Sie blickten sich an.
    Carrie straffte sich unwillkürlich, stand gerade und aufrecht im Licht der morgendlichen Frühlingssonne, das durchs Fenster fiel.
    Das Straffen des Rückens ist eine symbolische Herausforderung, ein kraftvolles Gefühl, das mit dem sinnlichen Detail verknüpft ist, daß Carrie im Licht steht.
    Da der Leser Mitleid mit Carrie hat, die von ihrer Mutter tyrannisiert wird, identifiziert er sich mit ihrem Ziel, zum Ball zu gehen. Er kann sich m sie hineinversetzen, weil der Erzähler aus gefühlsbetonten, sinnlichen Details eine Realität schafft.
    Im Roten Tapferkeitsabzeichen versucht Stephen Crane mit ähnlichen gefühlsbetonten, sinnlichen Details Empathie hervorzurufen:
    Eines Tages indessen trat ihm sein Zeitgenosse im Morgengrauen gegen das Bein, und dann, ehe er noch ganz wach war, rannte er schon inmitten keuchender Soldaten einen Waldpfad entlang. Die Feldflasche schlug ihm rhythmisch gegen den Oberschenkel, und der Brotbeutel baumelte auf und ab. Bei jedem Schritt wippte das Gewehr etwas von der Schulter weg, und was den Sitz seiner Mütze betraf, hatte er ein unsicheres Gefühl… Der feuchte Morgennebel, schien es dem jungen Mann, wurde vom Ansturm der Massen zerteilt. Von ferne kam plötzlich das Stakkato von Gewehrfeuer.

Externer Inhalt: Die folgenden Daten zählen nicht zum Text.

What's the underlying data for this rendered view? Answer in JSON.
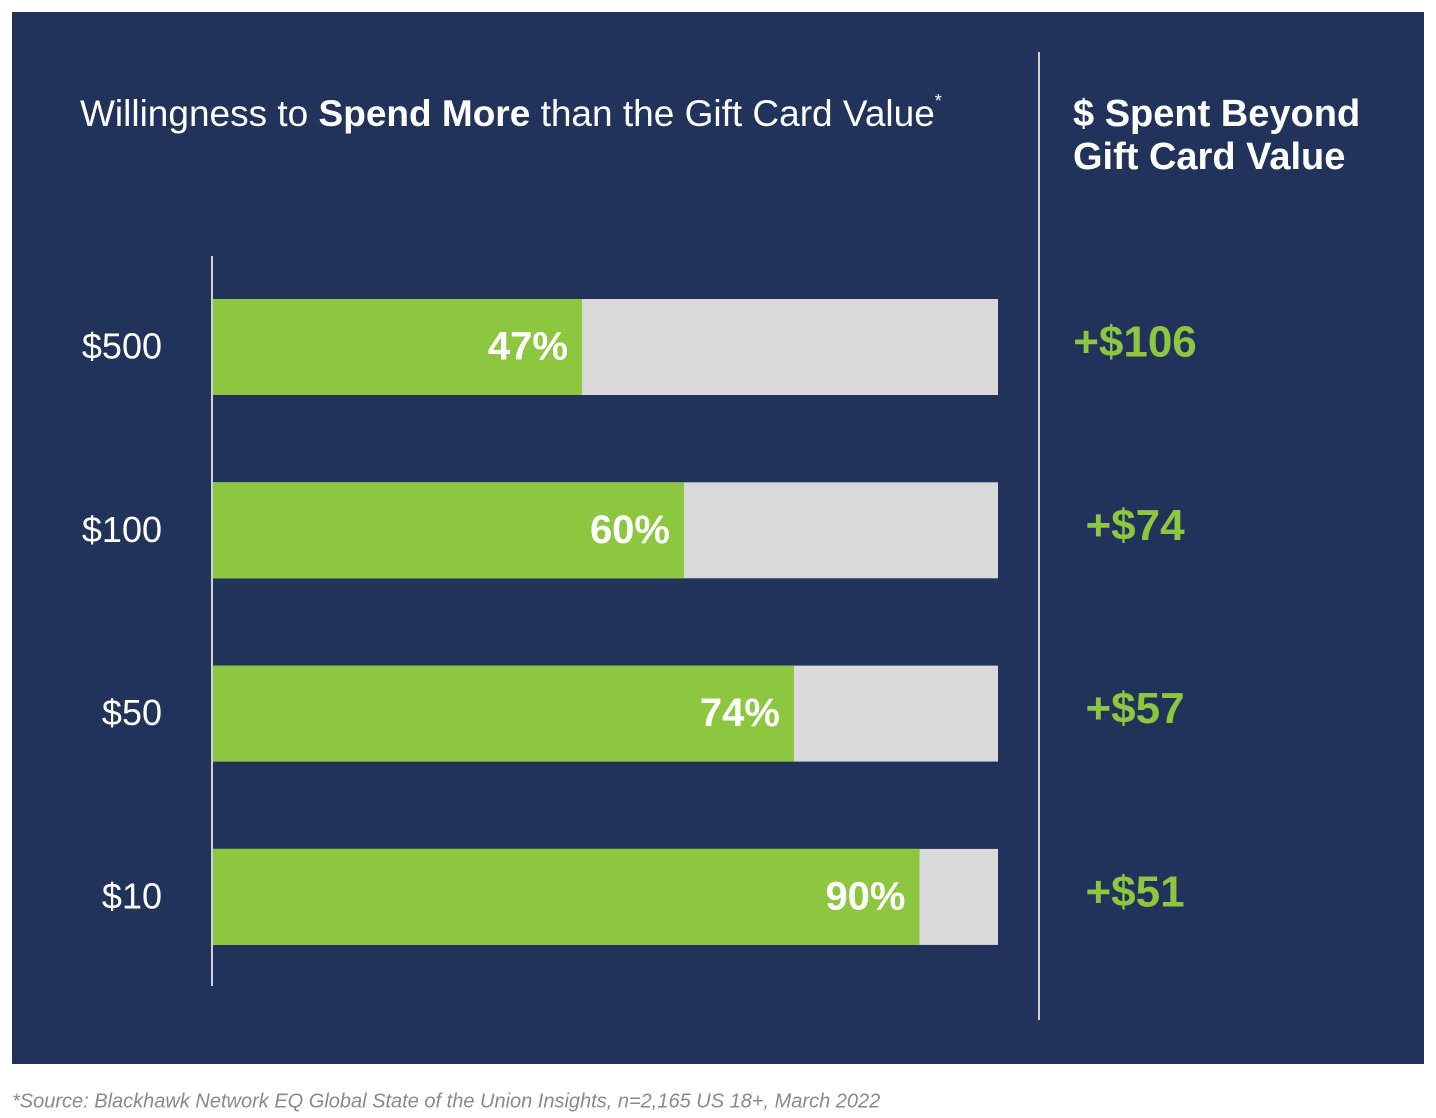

    Er wußte nicht, was er davon halten sollte. Während er mit den ändern dahinrannte, suchte er seine Gedanken zu ordnen, doch klar war ihm nur das eine: falls er hinschlug, geriet er unter die Stiefel des Mannes hinter ihm. Er schien alle seine Fähigkeiten zu benötigen, um über Hindernisse hinweg und daran vorbeizukommen. Die Masse riß ihn mit sich… Der junge Mensch erkannte, daß es jetzt soweit war. Jetzt galt es sich zu bewähren …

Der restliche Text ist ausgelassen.